Hello,
I was having this problem but I resolved it after much trial and error.
I have a tab on a window and I wanted each user object tabpage within the tab to refer to a windows function. I have several user object datawindows on each tabpage and I want them all to have the same data and properties so I use the window to keep them in synch.
To do that, each tab page declares and instance variable of that that window object. When I open the window, I set the instance variables for each tab page to "this", for example
tab_1.tabpage_1.i_parentwindow = this
tab_1.tabpage_2.i_parentwindow = this
......
The tabpages can refer to i_parentwindow to communicate with each other.
My problems started when I started doing this. I could not edit the source for any user object tab page and save it - and worse, the user object would get deleted no matter what I did, even if I declined to save it after getting the error. Sometimes I could and I thought I had it solved but the problem would always come back randomly.
Then I took out this instance variable and simply had the user objects refer to the window object rather than an instance variable. When I open the window, I open the Window object rather than declare an instance of it and open an instance.
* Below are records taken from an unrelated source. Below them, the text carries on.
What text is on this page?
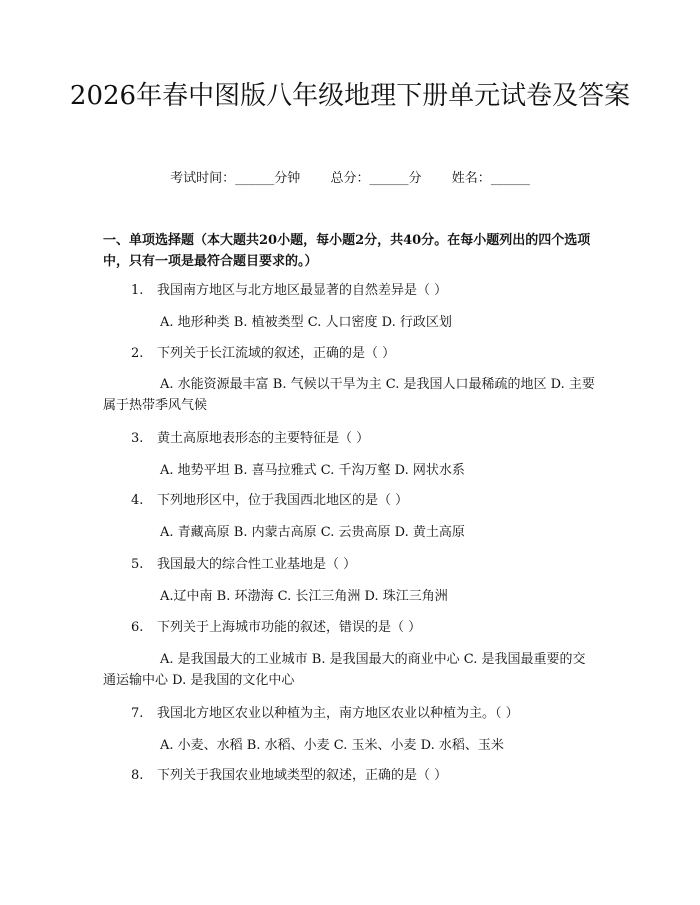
2026年春中图版八年级地理下册单元试卷及答案
考试时间：______分钟 总分：______分 姓名：______
一、单项选择题（本大题共20小题，每小题2分，共40分。在每小题列出的四个选项中，只有一项是最符合题目要求的。）
1. 我国南方地区与北方地区最显著的自然差异是（ ）
A. 地形种类 B. 植被类型 C. 人口密度 D. 行政区划
2. 下列关于长江流域的叙述，正确的是（ ）
A. 水能资源最丰富 B. 气候以干旱为主 C. 是我国人口最稀疏的地区 D. 主要属于热带季风气候
3. 黄土高原地表形态的主要特征是（ ）
A. 地势平坦 B. 喜马拉雅式 C. 千沟万壑 D. 网状水系
4. 下列地形区中，位于我国西北地区的是（ ）
A. 青藏高原 B. 内蒙古高原 C. 云贵高原 D. 黄土高原
5. 我国最大的综合性工业基地是（ ）
A.辽中南 B. 环渤海 C. 长江三角洲 D. 珠江三角洲
6. 下列关于上海城市功能的叙述，错误的是（ ）
A. 是我国最大的工业城市 B. 是我国最大的商业中心 C. 是我国最重要的交通运输中心 D. 是我国的文化中心
7. 我国北方地区农业以种植为主，南方地区农业以种植为主。（ ）
A. 小麦、水稻 B. 水稻、小麦 C. 玉米、小麦 D. 水稻、玉米
8. 下列关于我国农业地域类型的叙述，正确的是（ ）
I can no longer open multiple instances of that window but I don't need to do that.
There is probably a more elegant way to accomplish what I want but this is now working well and without error.
With this approach, you do not utilize the default global window variable (w_xxxxx), which allows multiple instances of the window to exist, and you avoid the issue using the "this" pronoun.
The application has worked fine in production for the past few months where all the individual tab pages referenced the default global window variable (w_xxxxx) rather than opening an instance of this object and referencing the instance. I have never been completely OK with this approach, especially since this is the only window in the application that had to be referenced this way - because the tab pages all have datawindows that share the same data and properties - so I use the window to communicate between them.
So after a few months I looked at it again with a fresh mindset and the solution is amazingly simple. Each tab page declares a local window variable lw_xxxx of type w_xxxxx in the event script that needs to refer to these datawindows. Then in that script,
lw_xxxx = this.getparent().getparent()
Now I can refer to the datawindows in lw_xxxx as I need to AND I can open up multiple instances of that window if I want. No one will likely do that but they can if they want and this is now consistent with the rest of the application.
Thanks for giving me the idea of using getparent().